By Michael Breen
This week, officials from South Korea and the United States with the misfortune to be assigned to talk with North Korea, talked among themselves about restarting talks.
But is there any point?
The talks we’re talking about, you’ll know, are called six-party talks. That’s because they involve North Korea and five other parties (China, Japan and Russia along with South Korea and the U.S.). Since the start in 2003, as a compromise hosted by China because then-U.S. President George Bush didn’t see any point in the bilateral talks which the North Koreans wanted, North Korea has gone nuclear.
The talks, you’ll also know, were specifically intended to not let this happen.
There is a pattern here, firm enough for us to be sure the path to future failure will look the same. North Korea demands something, the other side throws in a counter-demand as a condition. Or the other way round. After some time, Kim Jong-il orders his talkers to walk. Then there’s some tension, maybe an incident or two. And then we start talking about having talks to restart the talks.
That’s where we’re at now.
My guess ― talks in Beijing in the spring. Come autumn, let’s brace for the walkout.
Simple as it may appear, this pattern is not apparent. It tends to get smothered by talk, by expectation, by complexity. Above all, by boredom. It’s as if the world keeps nodding off and picking up the program in mid-plot.
With the last walkout almost two years ago, most reporters covering the restart will be new to the Nork-talks beat. They’ll quote talkers who are happy to be doing something, and analysts who’ve always got something interesting to point out. Some might get giddy.
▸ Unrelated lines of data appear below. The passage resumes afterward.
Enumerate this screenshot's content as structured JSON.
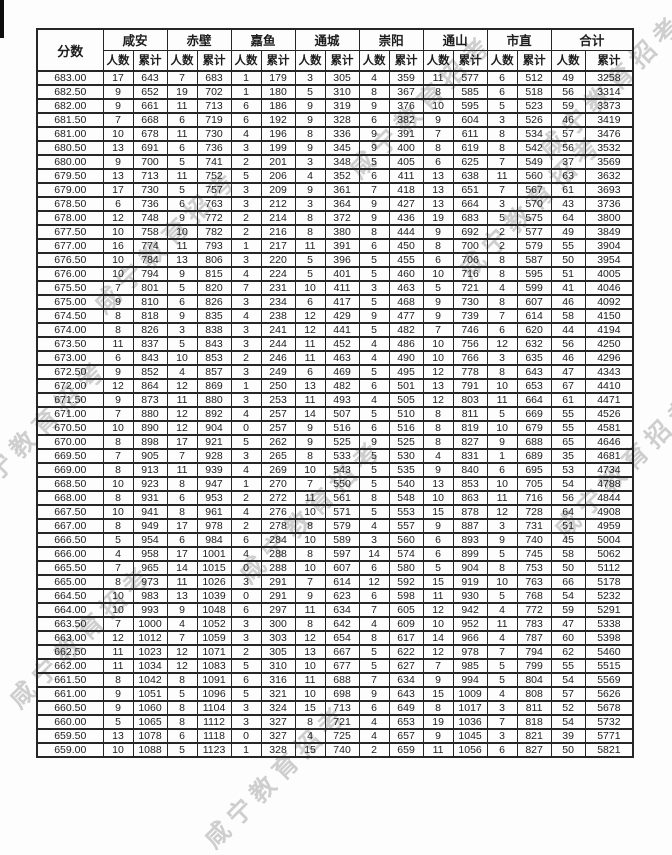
{
  "page": {
    "watermark_text": "咸宁教育招考"
  },
  "colors": {
    "ink": "#1c1c1c",
    "table_border": "#262626",
    "watermark": "#8f8f8f",
    "page_bg": "#fdfdfd"
  },
  "table": {
    "score_header": "分数",
    "regions": [
      "咸安",
      "赤壁",
      "嘉鱼",
      "通城",
      "崇阳",
      "通山",
      "市直",
      "合计"
    ],
    "sub_headers": {
      "count": "人数",
      "cumulative": "累计"
    },
    "rows": [
      [
        "683.00",
        17,
        643,
        7,
        683,
        1,
        179,
        3,
        305,
        4,
        359,
        11,
        577,
        6,
        512,
        49,
        3258
      ],
      [
        "682.50",
        9,
        652,
        19,
        702,
        1,
        180,
        5,
        310,
        8,
        367,
        8,
        585,
        6,
        518,
        56,
        3314
      ],
      [
        "682.00",
        9,
        661,
        11,
        713,
        6,
        186,
        9,
        319,
        9,
        376,
        10,
        595,
        5,
        523,
        59,
        3373
      ],
      [
        "681.50",
        7,
        668,
        6,
        719,
        6,
        192,
        9,
        328,
        6,
        382,
        9,
        604,
        3,
        526,
        46,
        3419
      ],
      [
        "681.00",
        10,
        678,
        11,
        730,
        4,
        196,
        8,
        336,
        9,
        391,
        7,
        611,
        8,
        534,
        57,
        3476
      ],
      [
        "680.50",
        13,
        691,
        6,
        736,
        3,
        199,
        9,
        345,
        9,
        400,
        8,
        619,
        8,
        542,
        56,
        3532
      ],
      [
        "680.00",
        9,
        700,
        5,
        741,
        2,
        201,
        3,
        348,
        5,
        405,
        6,
        625,
        7,
        549,
        37,
        3569
      ],
      [
        "679.50",
        13,
        713,
        11,
        752,
        5,
        206,
        4,
        352,
        6,
        411,
        13,
        638,
        11,
        560,
        63,
        3632
      ],
      [
        "679.00",
        17,
        730,
        5,
        757,
        3,
        209,
        9,
        361,
        7,
        418,
        13,
        651,
        7,
        567,
        61,
        3693
      ],
      [
        "678.50",
        6,
        736,
        6,
        763,
        3,
        212,
        3,
        364,
        9,
        427,
        13,
        664,
        3,
        570,
        43,
        3736
      ],
      [
        "678.00",
        12,
        748,
        9,
        772,
        2,
        214,
        8,
        372,
        9,
        436,
        19,
        683,
        5,
        575,
        64,
        3800
      ],
      [
        "677.50",
        10,
        758,
        10,
        782,
        2,
        216,
        8,
        380,
        8,
        444,
        9,
        692,
        2,
        577,
        49,
        3849
      ],
      [
        "677.00",
        16,
        774,
        11,
        793,
        1,
        217,
        11,
        391,
        6,
        450,
        8,
        700,
        2,
        579,
        55,
        3904
      ],
      [
        "676.50",
        10,
        784,
        13,
        806,
        3,
        220,
        5,
        396,
        5,
        455,
        6,
        706,
        8,
        587,
        50,
        3954
      ],
      [
        "676.00",
        10,
        794,
        9,
        815,
        4,
        224,
        5,
        401,
        5,
        460,
        10,
        716,
        8,
        595,
        51,
        4005
      ],
      [
        "675.50",
        7,
        801,
        5,
        820,
        7,
        231,
        10,
        411,
        3,
        463,
        5,
        721,
        4,
        599,
        41,
        4046
      ],
      [
        "675.00",
        9,
        810,
        6,
        826,
        3,
        234,
        6,
        417,
        5,
        468,
        9,
        730,
        8,
        607,
        46,
        4092
      ],
      [
        "674.50",
        8,
        818,
        9,
        835,
        4,
        238,
        12,
        429,
        9,
        477,
        9,
        739,
        7,
        614,
        58,
        4150
      ],
      [
        "674.00",
        8,
        826,
        3,
        838,
        3,
        241,
        12,
        441,
        5,
        482,
        7,
        746,
        6,
        620,
        44,
        4194
      ],
      [
        "673.50",
        11,
        837,
        5,
        843,
        3,
        244,
        11,
        452,
        4,
        486,
        10,
        756,
        12,
        632,
        56,
        4250
      ],
      [
        "673.00",
        6,
        843,
        10,
        853,
        2,
        246,
        11,
        463,
        4,
        490,
        10,
        766,
        3,
        635,
        46,
        4296
      ],
      [
        "672.50",
        9,
        852,
        4,
        857,
        3,
        249,
        6,
        469,
        5,
        495,
        12,
        778,
        8,
        643,
        47,
        4343
      ],
      [
        "672.00",
        12,
        864,
        12,
        869,
        1,
        250,
        13,
        482,
        6,
        501,
        13,
        791,
        10,
        653,
        67,
        4410
      ],
      [
        "671.50",
        9,
        873,
        11,
        880,
        3,
        253,
        11,
        493,
        4,
        505,
        12,
        803,
        11,
        664,
        61,
        4471
      ],
      [
        "671.00",
        7,
        880,
        12,
        892,
        4,
        257,
        14,
        507,
        5,
        510,
        8,
        811,
        5,
        669,
        55,
        4526
      ],
      [
        "670.50",
        10,
        890,
        12,
        904,
        0,
        257,
        9,
        516,
        6,
        516,
        8,
        819,
        10,
        679,
        55,
        4581
      ],
      [
        "670.00",
        8,
        898,
        17,
        921,
        5,
        262,
        9,
        525,
        9,
        525,
        8,
        827,
        9,
        688,
        65,
        4646
      ],
      [
        "669.50",
        7,
        905,
        7,
        928,
        3,
        265,
        8,
        533,
        5,
        530,
        4,
        831,
        1,
        689,
        35,
        4681
      ],
      [
        "669.00",
        8,
        913,
        11,
        939,
        4,
        269,
        10,
        543,
        5,
        535,
        9,
        840,
        6,
        695,
        53,
        4734
      ],
      [
        "668.50",
        10,
        923,
        8,
        947,
        1,
        270,
        7,
        550,
        5,
        540,
        13,
        853,
        10,
        705,
        54,
        4788
      ],
      [
        "668.00",
        8,
        931,
        6,
        953,
        2,
        272,
        11,
        561,
        8,
        548,
        10,
        863,
        11,
        716,
        56,
        4844
      ],
      [
        "667.50",
        10,
        941,
        8,
        961,
        4,
        276,
        10,
        571,
        5,
        553,
        15,
        878,
        12,
        728,
        64,
        4908
      ],
      [
        "667.00",
        8,
        949,
        17,
        978,
        2,
        278,
        8,
        579,
        4,
        557,
        9,
        887,
        3,
        731,
        51,
        4959
      ],
      [
        "666.50",
        5,
        954,
        6,
        984,
        6,
        284,
        10,
        589,
        3,
        560,
        6,
        893,
        9,
        740,
        45,
        5004
      ],
      [
        "666.00",
        4,
        958,
        17,
        1001,
        4,
        288,
        8,
        597,
        14,
        574,
        6,
        899,
        5,
        745,
        58,
        5062
      ],
      [
        "665.50",
        7,
        965,
        14,
        1015,
        0,
        288,
        10,
        607,
        6,
        580,
        5,
        904,
        8,
        753,
        50,
        5112
      ],
      [
        "665.00",
        8,
        973,
        11,
        1026,
        3,
        291,
        7,
        614,
        12,
        592,
        15,
        919,
        10,
        763,
        66,
        5178
      ],
      [
        "664.50",
        10,
        983,
        13,
        1039,
        0,
        291,
        9,
        623,
        6,
        598,
        11,
        930,
        5,
        768,
        54,
        5232
      ],
      [
        "664.00",
        10,
        993,
        9,
        1048,
        6,
        297,
        11,
        634,
        7,
        605,
        12,
        942,
        4,
        772,
        59,
        5291
      ],
      [
        "663.50",
        7,
        1000,
        4,
        1052,
        3,
        300,
        8,
        642,
        4,
        609,
        10,
        952,
        11,
        783,
        47,
        5338
      ],
      [
        "663.00",
        12,
        1012,
        7,
        1059,
        3,
        303,
        12,
        654,
        8,
        617,
        14,
        966,
        4,
        787,
        60,
        5398
      ],
      [
        "662.50",
        11,
        1023,
        12,
        1071,
        2,
        305,
        13,
        667,
        5,
        622,
        12,
        978,
        7,
        794,
        62,
        5460
      ],
      [
        "662.00",
        11,
        1034,
        12,
        1083,
        5,
        310,
        10,
        677,
        5,
        627,
        7,
        985,
        5,
        799,
        55,
        5515
      ],
      [
        "661.50",
        8,
        1042,
        8,
        1091,
        6,
        316,
        11,
        688,
        7,
        634,
        9,
        994,
        5,
        804,
        54,
        5569
      ],
      [
        "661.00",
        9,
        1051,
        5,
        1096,
        5,
        321,
        10,
        698,
        9,
        643,
        15,
        1009,
        4,
        808,
        57,
        5626
      ],
      [
        "660.50",
        9,
        1060,
        8,
        1104,
        3,
        324,
        15,
        713,
        6,
        649,
        8,
        1017,
        3,
        811,
        52,
        5678
      ],
      [
        "660.00",
        5,
        1065,
        8,
        1112,
        3,
        327,
        8,
        721,
        4,
        653,
        19,
        1036,
        7,
        818,
        54,
        5732
      ],
      [
        "659.50",
        13,
        1078,
        6,
        1118,
        0,
        327,
        4,
        725,
        4,
        657,
        9,
        1045,
        3,
        821,
        39,
        5771
      ],
      [
        "659.00",
        10,
        1088,
        5,
        1123,
        1,
        328,
        15,
        740,
        2,
        659,
        11,
        1056,
        6,
        827,
        50,
        5821
      ]
    ]
  }
}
Thus the old story will look fresh.
But, trust me, the pattern will hold until there is a power shift.
Let me ask again: what’s the point? As I said, these talks don’t just go nowhere. They function as a distraction that buys North Korea time to develop the very weapons we’re supposed to be talking them out of. In that sense from the point of view of the five allies, they are dangerously unproductive.
So, what’s the point?
Consider the alternatives. We could do nothing. We could pretend, and hand the talks job over to foreign ministry interns in the five capitals and get those experienced chaps onto more important diplomatic duties. But then we know these two options will prompt North Korea, like a celebrity without a show, to go downhill and do bad things. Like it did last year to South Korea.
How’s about we just invade? On the night the North shelled Yeonpyeong Island, a government official who will remain nameless suggested to an informal group that we need to send a ``Rambo mission” to take out the Fat One and end this ongoing nightmare. Of course, he didn’t mean it. He wanted it ― wouldn’t we all like to see the video? ― but wasn’t really suggesting it.
But consider these courses of action for a serious moment, assassination or invasion. Better still, both. But when you ponder the likely consequences, and then stretch the imagination to factor in possible unintended consequences, the reason for the six-party talks becomes apparent.
They, and other forums like them, exist because they are all we have. Our only mistake is to expect progress absent the power shift.
So, I say, all power to the talkers talking about talks. Let them talk more. But don’t weigh them down with policy stuff. Train them with poetry. T.S. Eliot, for example. He wrote: ``I said to my soul, be still, and wait without hope.” That’s a good thought to go to Beijing with.